Хозяин-юкагир после традиционного угощения и обмена новостями пожаловался гостю на болезнь отца. Так как недомогание оказалось довольно заурядным – старика мучили глисты, Глеб, не задумываясь, поделился с больным ампулами лекарства, которым снабдила его фельдшерица еще в Хабарове. «На всякий случай: питаетесь все время сырым».

К утру следующих суток лечение произвело такой поразительный эффект, что юкагир стал просить Травина предпринять поездку в тундру к его другу, страдавшему подобным же недугом. Дело в том, что хозяева решающую роль придали не лекарству, а самому лекарю. Пришлось согласиться, Оленья упряжка помчалась на юго-восток.

…Просторный чум. Хозяева и гости расположились возле стен, в центре – костер. Перед огнем, как изваяние, полуголый человек в шапке с перьями. Горбоносое, намалеванное лицо исказилось гримасой, дрогнули побрякушки на шее, звякнул бубен – и словно вихрь пронесся по чуму.

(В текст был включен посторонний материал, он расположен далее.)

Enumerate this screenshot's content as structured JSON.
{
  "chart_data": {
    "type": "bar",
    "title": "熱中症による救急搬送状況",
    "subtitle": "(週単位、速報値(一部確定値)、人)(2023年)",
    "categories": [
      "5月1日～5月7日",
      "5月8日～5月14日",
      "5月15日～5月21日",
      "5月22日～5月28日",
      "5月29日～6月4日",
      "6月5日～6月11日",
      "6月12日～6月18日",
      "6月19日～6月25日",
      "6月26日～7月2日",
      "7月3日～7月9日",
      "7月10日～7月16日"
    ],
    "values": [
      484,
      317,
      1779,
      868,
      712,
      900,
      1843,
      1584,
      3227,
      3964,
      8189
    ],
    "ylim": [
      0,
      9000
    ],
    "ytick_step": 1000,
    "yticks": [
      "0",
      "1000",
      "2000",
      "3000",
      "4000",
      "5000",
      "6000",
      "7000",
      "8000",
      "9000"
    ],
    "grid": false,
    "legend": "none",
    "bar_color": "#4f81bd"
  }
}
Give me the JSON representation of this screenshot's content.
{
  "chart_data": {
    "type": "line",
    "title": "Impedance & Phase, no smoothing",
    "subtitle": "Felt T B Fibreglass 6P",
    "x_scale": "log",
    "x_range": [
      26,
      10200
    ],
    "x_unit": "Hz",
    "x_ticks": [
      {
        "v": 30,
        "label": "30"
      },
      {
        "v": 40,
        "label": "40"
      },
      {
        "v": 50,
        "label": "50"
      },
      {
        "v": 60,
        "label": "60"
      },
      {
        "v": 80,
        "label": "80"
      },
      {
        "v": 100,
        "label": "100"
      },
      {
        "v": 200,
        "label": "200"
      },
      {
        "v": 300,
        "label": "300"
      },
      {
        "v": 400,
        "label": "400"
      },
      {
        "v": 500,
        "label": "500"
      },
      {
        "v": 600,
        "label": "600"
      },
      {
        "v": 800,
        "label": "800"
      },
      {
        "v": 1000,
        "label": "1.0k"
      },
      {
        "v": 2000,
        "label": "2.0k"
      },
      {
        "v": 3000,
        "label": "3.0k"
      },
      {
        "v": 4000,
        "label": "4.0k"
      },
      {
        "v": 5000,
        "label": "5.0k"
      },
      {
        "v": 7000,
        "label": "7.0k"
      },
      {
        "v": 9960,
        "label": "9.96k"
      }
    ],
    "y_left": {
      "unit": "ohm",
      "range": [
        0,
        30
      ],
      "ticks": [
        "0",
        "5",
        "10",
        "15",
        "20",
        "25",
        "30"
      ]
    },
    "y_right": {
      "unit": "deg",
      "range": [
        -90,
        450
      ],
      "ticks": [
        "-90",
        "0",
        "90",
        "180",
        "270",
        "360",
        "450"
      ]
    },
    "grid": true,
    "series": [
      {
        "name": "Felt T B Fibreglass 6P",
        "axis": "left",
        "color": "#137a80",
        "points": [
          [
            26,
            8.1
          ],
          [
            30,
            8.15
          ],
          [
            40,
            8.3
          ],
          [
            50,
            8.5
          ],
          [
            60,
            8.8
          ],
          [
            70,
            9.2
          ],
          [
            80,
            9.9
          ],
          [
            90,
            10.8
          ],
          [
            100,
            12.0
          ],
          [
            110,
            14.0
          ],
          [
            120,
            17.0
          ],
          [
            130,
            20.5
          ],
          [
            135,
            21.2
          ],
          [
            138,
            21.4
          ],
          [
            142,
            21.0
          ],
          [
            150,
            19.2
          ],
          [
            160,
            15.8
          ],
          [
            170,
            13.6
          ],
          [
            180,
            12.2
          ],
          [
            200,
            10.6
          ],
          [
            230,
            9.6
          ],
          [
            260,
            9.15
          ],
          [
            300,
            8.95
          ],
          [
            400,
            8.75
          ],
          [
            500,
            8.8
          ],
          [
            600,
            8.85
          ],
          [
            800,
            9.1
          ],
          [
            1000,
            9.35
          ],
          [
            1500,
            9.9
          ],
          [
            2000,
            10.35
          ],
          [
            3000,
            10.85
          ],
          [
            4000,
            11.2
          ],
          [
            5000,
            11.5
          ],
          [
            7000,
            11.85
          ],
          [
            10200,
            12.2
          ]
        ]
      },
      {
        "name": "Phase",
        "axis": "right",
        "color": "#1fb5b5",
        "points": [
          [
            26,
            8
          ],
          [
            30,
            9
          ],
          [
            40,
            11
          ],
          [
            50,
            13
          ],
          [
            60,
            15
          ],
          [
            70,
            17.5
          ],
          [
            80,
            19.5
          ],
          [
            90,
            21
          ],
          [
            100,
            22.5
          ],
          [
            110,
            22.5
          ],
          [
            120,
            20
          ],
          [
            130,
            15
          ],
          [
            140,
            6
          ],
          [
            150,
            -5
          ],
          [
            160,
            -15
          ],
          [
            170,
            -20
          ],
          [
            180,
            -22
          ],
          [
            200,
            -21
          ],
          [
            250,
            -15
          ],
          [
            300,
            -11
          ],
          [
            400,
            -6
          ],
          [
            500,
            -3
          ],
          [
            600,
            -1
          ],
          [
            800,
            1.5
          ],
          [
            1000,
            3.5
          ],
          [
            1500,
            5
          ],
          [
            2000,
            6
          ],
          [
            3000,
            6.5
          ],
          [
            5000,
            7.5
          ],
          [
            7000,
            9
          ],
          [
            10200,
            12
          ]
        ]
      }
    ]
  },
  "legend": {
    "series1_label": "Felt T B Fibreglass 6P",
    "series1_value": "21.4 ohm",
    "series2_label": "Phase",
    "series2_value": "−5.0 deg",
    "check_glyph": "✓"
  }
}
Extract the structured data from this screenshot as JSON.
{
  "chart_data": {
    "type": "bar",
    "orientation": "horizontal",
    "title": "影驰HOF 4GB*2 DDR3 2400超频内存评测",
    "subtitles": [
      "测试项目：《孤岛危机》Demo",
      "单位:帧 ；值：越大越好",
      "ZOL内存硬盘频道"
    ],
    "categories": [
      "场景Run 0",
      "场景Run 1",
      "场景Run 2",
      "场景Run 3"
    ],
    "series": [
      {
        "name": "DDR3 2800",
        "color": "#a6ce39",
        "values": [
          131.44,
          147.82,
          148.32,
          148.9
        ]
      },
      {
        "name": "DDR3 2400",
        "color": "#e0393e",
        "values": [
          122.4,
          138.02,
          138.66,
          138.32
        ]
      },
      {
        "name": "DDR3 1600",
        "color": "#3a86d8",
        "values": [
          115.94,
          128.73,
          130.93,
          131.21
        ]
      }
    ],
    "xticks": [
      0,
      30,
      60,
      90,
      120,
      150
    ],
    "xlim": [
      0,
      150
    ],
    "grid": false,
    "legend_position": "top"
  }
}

Трещат и сыплются искры, подпрыгивает пламя, освещая смуглые застывшие лица; шаман беснуется, ритмично звучит его бубен: то гудит, то глухо рокочет, гипнотизируя зрителей… Но вот шаман заговорил, тыча пальцем туда, где сидел велосипедист. Поймав несколько косых взглядов, Глеб понял, что гадальщик болтает что-то неладное.

– О чем это? – обратился он к своему знакомому.

– Ты, дескать, нехороший человек, – перевел тот. – Однако врет он. Давай лекарство.

Взяв ампулы, юкагир встал и горячо заговорил. Он показывал на Травина, на себя, на лежавшего за пологом больного. В его речи часто повторялись слова «русский: друг», «человек с железным оленем».

…Шаман, оттесненный: к самому выходу, бормотал про себя какие-то ругательства.

– Он, знаешь, что говорил? – начал юкагир, когда возвращались. – Будто ты был не один, а трое. Двое, мол, убили одного, а потом ты убил и своего напарника, чтобы завладеть «железным оленем».

– Ты что же не сказал сразу? – резко спросил Глеб.

– А зачем? Шаман-то не настоящий, из русских. Только мажется здорово. Мы ему не больно верим: пришлый он.

«И верно тут что-то не так», – подумал Глеб о странном колдуне.

Загорелось сияние. Оно было необычным, напоминая скорее зарю. На горизонте разлилось однообразное красно-оранжевое пятно. Оно расширялось, заполоняя северо-западную сторону неба.

Каюр тревожно заерзал на нарте и вынул изо рта трубку.

– Плохо! – сказал он.

– Что плохо?

– Да вот такие кровяные сполохи. У наших там, – он показал трубкой на север, – что-то случилось: красные костры жгут.

Глеб недоуменно взглянул на серьезное и опечаленное лицо спутника.

– Юкагирский народ в старину был многочисленным, но очень уж мирным. Жил богато и без ссор, – продолжал каюр. – Но вот однажды с южных гор спустилось незнакомое племя и началась война. Юкагиры не ожидали ее и были вынуждены отступить. Большинство отправилось вместе с табунами по льдам через море на другую землю следом за птичьими стаями. Там и живут. Старики стариков говорят, что когда у родичей все ладно, то они жгут разноцветные костры, и мы тоже радуемся. А редко-редко загораются, как сейчас, красные. Это мой народ дает знать о беде… Но никто уж теперь не помнит дорогу на ту землю, и помочь никак нельзя.